Lupakan sejenak, mari lihat apa yang terjadi kepada para pekerja berwujud seram di Restoran Garjita. Semua koki dan pelayan berduyun-duyun panik keluar dari kamar menuju ruang utama untuk membersihkan meja-meja tamu. Bahkan salah satu dari mereka lupa memakai sepatu karena takut terlambat. Ada juga yang terjatuh berguling menabrak kursi, mengingat Hinlanda tidak pernah diterangi oleh cahaya.
Tuan dan Nyonya Garjita menuruni tangga menuju ruang utama. Rupanya, kedua monster bertubuh gempal—pemilik restoran—ingin mengecek kesiapan para pekerjanya, sebelum restoran dibuka. Seperti biasa, kenyamanan tamu adalah prioritas agar mendapatkan uangkorak—mata uang Hinlanda—yang jauh lebih banyak. Sungguh materialistik. Sepadan dengan jumlah uangkorak yang dikumpulkan, Tuan Garjita mengenakan jas putih khas Meener Kompeni. Sementara si Nyonya tampil dengan kebaya abu-abu modis. Walaupun mereka berdua cukup aneh dengan tubuh besar nan mengerikan.
Nyonya Garjita mengambil napas sejenak sebelum memekik kencang, "Beeeeerbariiiis!" Suaranya meledak hebat nyaris memecahkan setiap kaca, semua pekerja menutup telinga rapat-rapat seraya membentuk dua barisan horizontal—saling menghadap—di sisi kanan dan kiri jalur tangga yang akan dilewati oleh sepasang suami istri Garjita.

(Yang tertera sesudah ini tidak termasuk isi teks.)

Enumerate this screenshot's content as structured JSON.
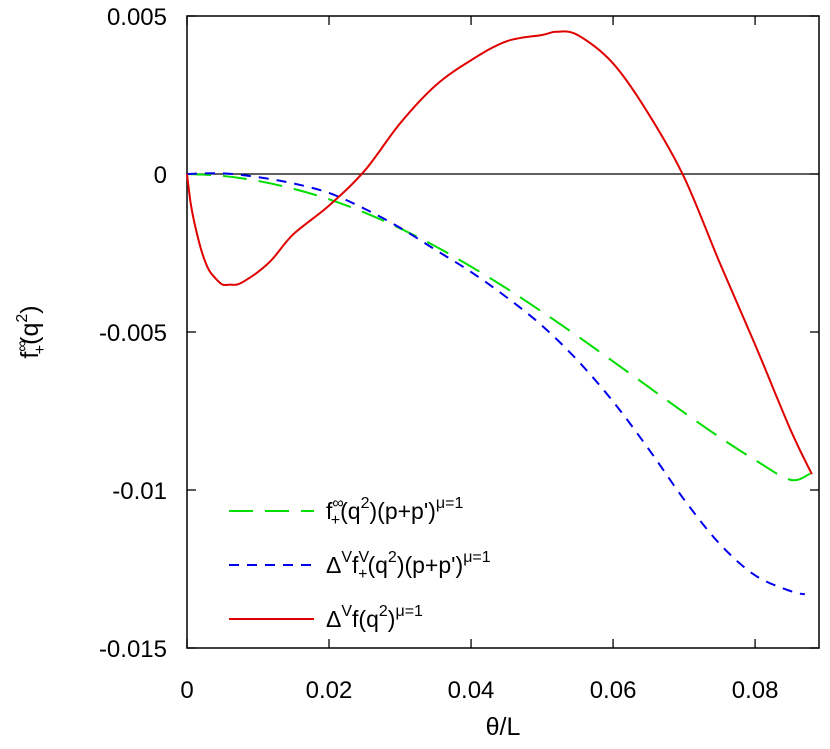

Tuan Garjita memang tipikal monster yang tak banyak bicara namun cukup rakus, paling tidak dia jauh lebih baik dari pada istrinya yang hobi berteriak dan menghabiskan uangkorak untuk berbelanja. Semua koki dan pelayan menunduk—tak berani menatap juragan mereka. Nyonya Garjita melewati anak buahnya, menghitung jumlah keseluruhan yang hadir.
"Sembilan, sepuluh, sebelas, dua belas, tiga be—di mana pelayan ketiga belas?" Nyonya Garjita bergumam kesal disertai dengkusan. "Siapa anak ketiga belas yang telat bangun? Cepat katakan!" Sekali lagi Nyonya Garjita memekik kencang, hampir saja membuat piring—piring berwajah seram terjatuh dari lemari.
Salah satu pelayan memberanikan diri menjawab, "A-anu ... anu ... itu ... K-Kencana masih belum hadir, Juragan."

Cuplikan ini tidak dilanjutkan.